Dorota R. przekonywała wówczas, że to one zostały zaatakowane. Tłumaczyła też, że nie miała pewności, czy na pewno ma do czynienia z funkcjonariuszami. Jednym z dowodów w sprawie miało być nagranie zajścia telefonem komórkowym. Obrońca artystki złożył apelację. Na sali rozpraw przekonywał, że jego klientka "stała się ofiarą" sytuacji, "nie chce przywoływać krzywdzących wspomnień i bolesnych doznań", a czynności podjęte przez policjantów "były bezpodstawne i bezprawne".
W czwartek w Sądzie Okręgowym w Warszawie zapadł wyrok w tej sprawie. Sąd odrzucił apelację obrońcy i uznał, że artystka dopuściła się znieważenia funkcjonariuszy. Zasądził pokrycie przez nią 150 złotych kosztów postępowania.

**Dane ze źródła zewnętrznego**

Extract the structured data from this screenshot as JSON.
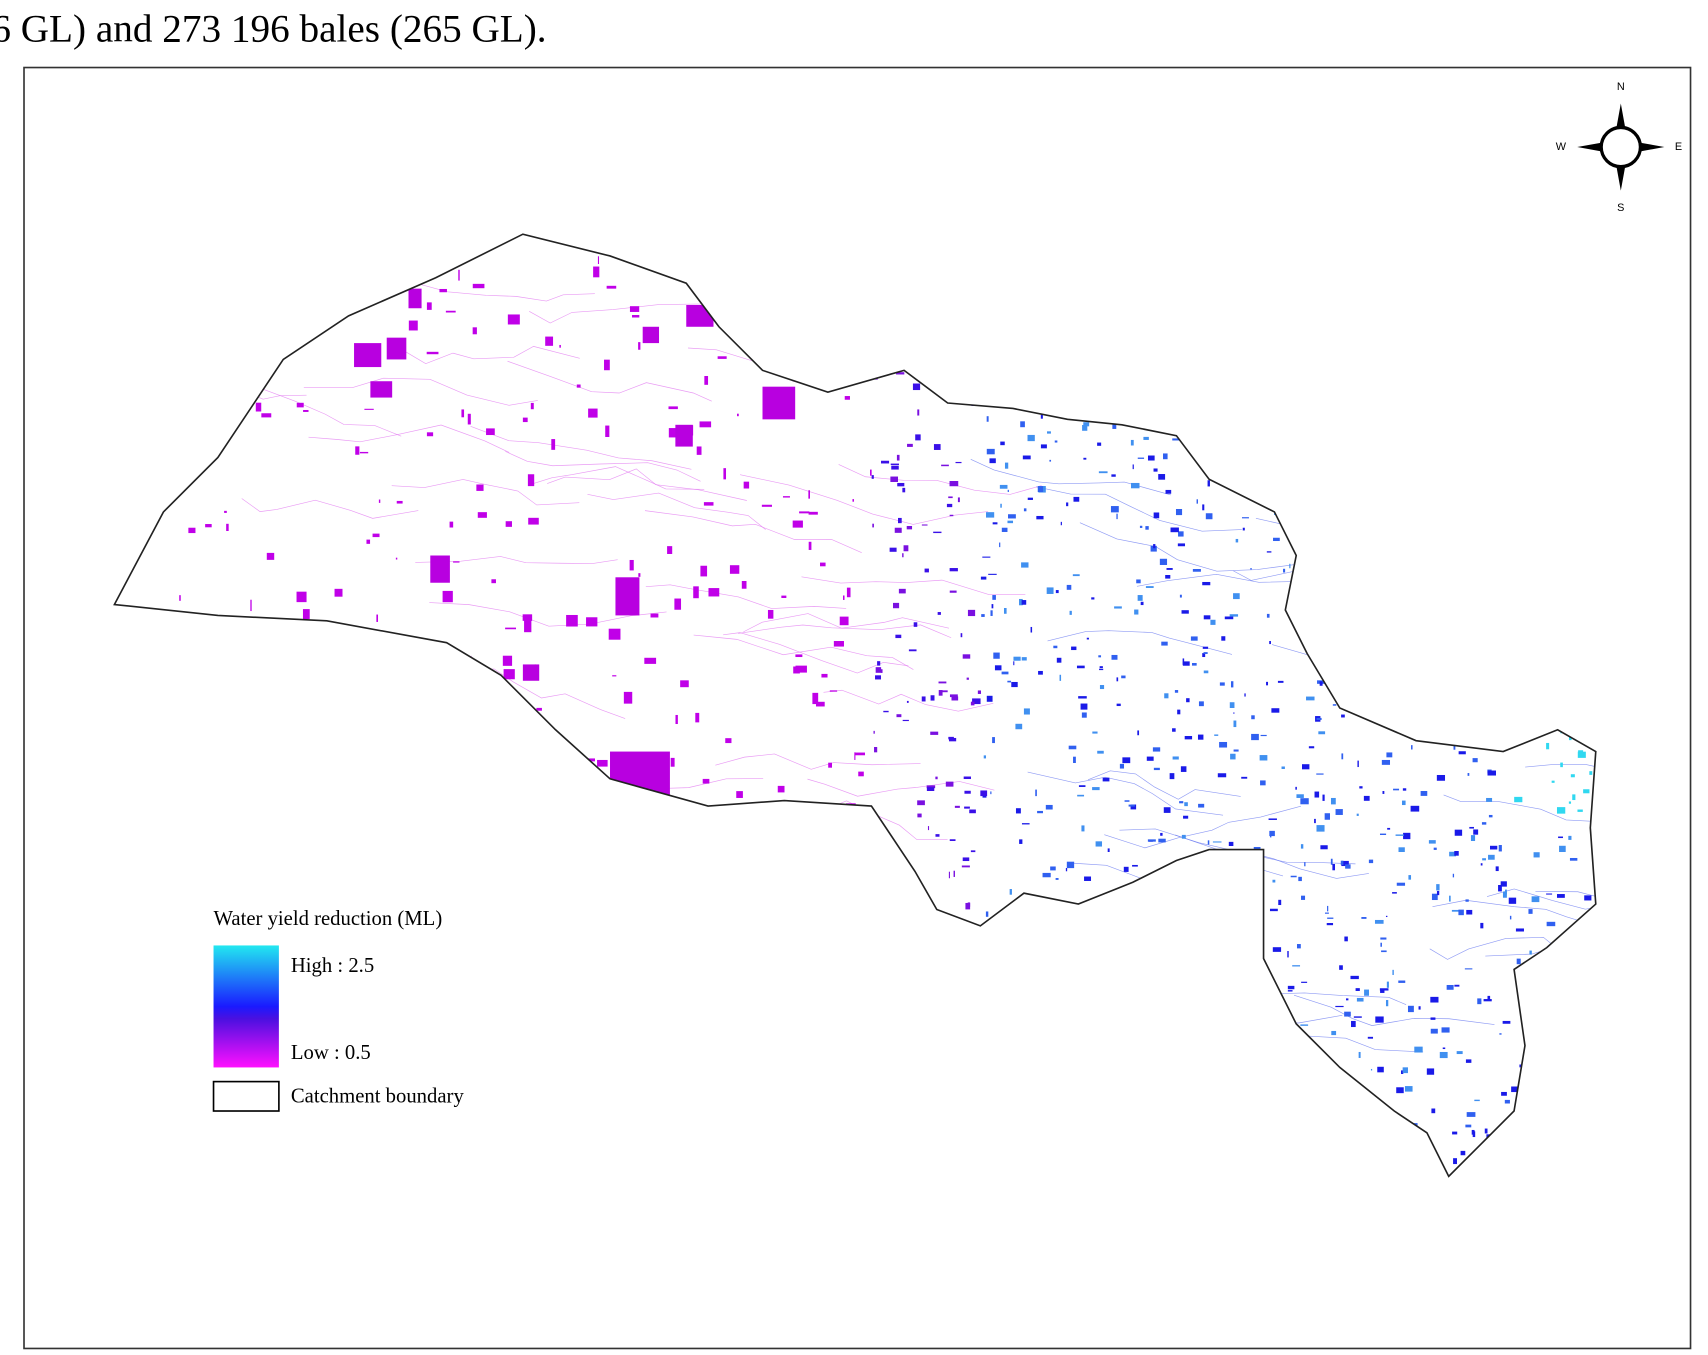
{
  "caption": "6 GL) and 273 196 bales (265 GL).",
  "map": {
    "compass": {
      "n": "N",
      "e": "E",
      "s": "S",
      "w": "W"
    },
    "legend": {
      "title": "Water yield reduction (ML)",
      "high": "High : 2.5",
      "low": "Low : 0.5",
      "boundary": "Catchment boundary"
    }
  }
}
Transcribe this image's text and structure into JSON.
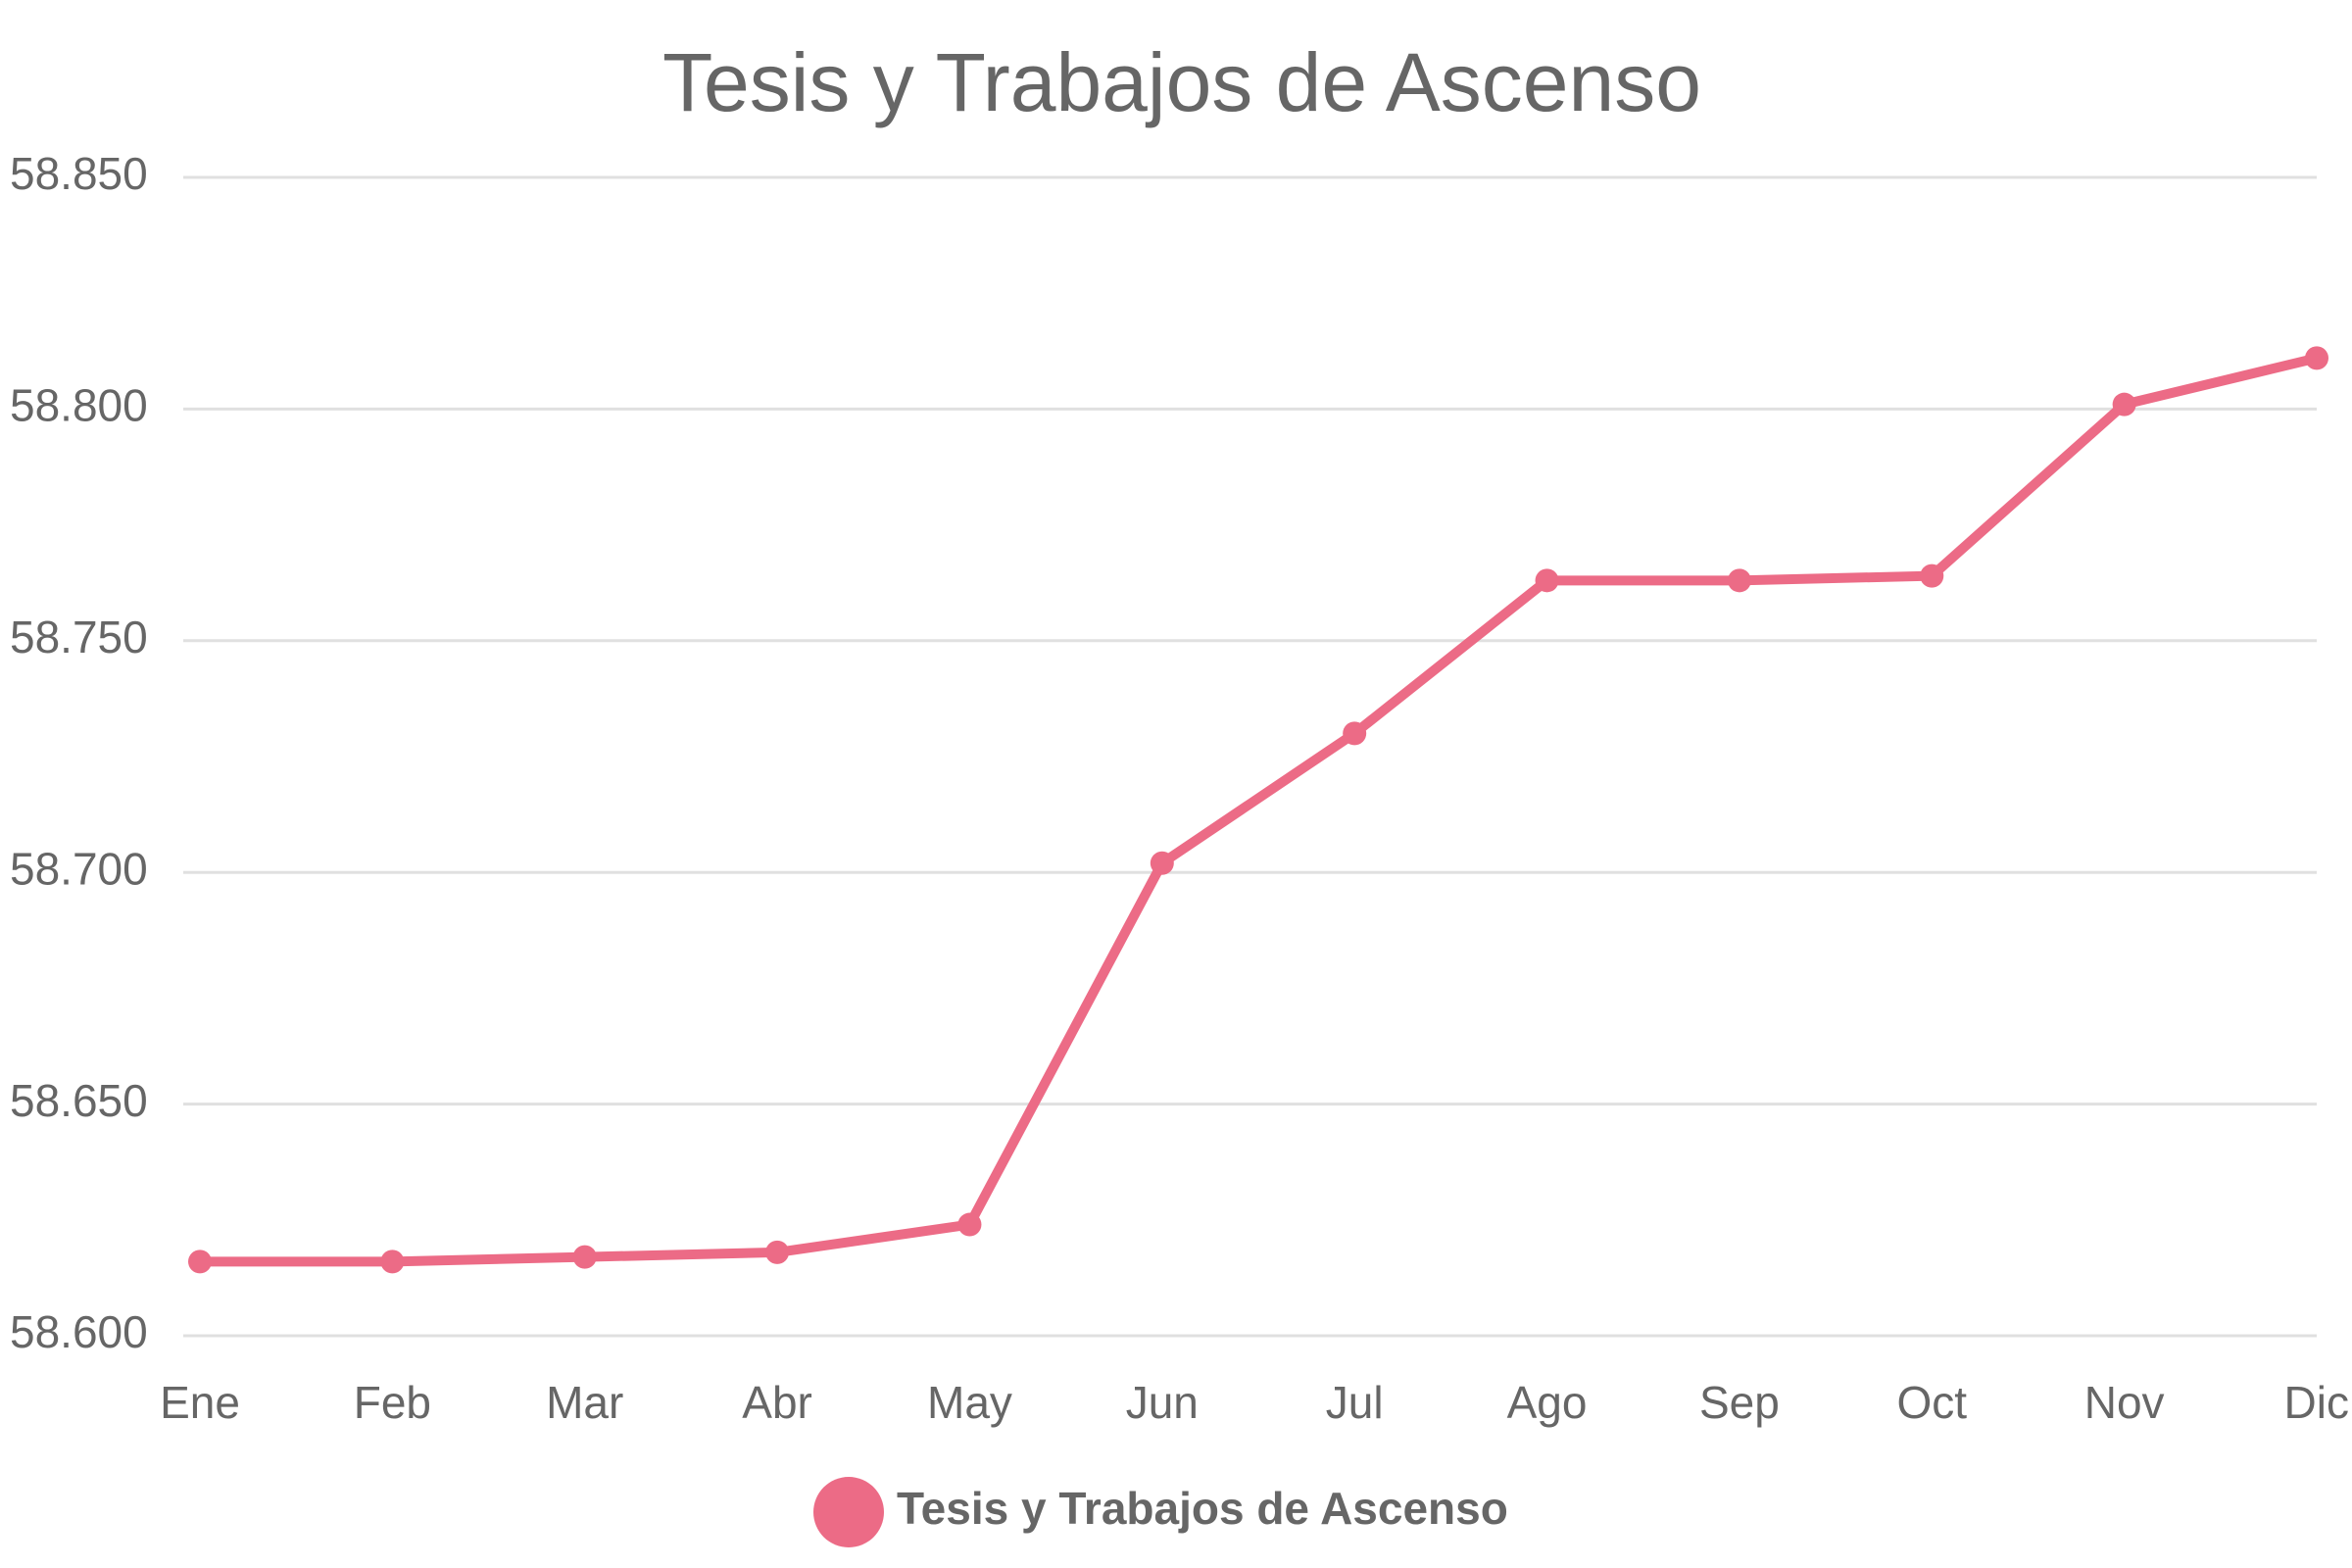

Sędzia Wanda Jankowska-Bebeszko w uzasadnieniu wyroku wskazała, że apelacja nie mogła być skuteczna ze względu na jednostronne, wybiórcze wskazywanie na te dowody, które są korzystne dla oskarżonej oraz, że postępowanie dowodowe zostało przeprowadzone z "ponadprzeciętną dbałością". Jednocześnie podkreśliła, że świadkowie wskazywali na wulgarne słowa, które słyszeli. Sąd nie podzielił też argumentu artystki, która tłumaczyła, że nie była pewna, iż ma do czynienia z policjantami.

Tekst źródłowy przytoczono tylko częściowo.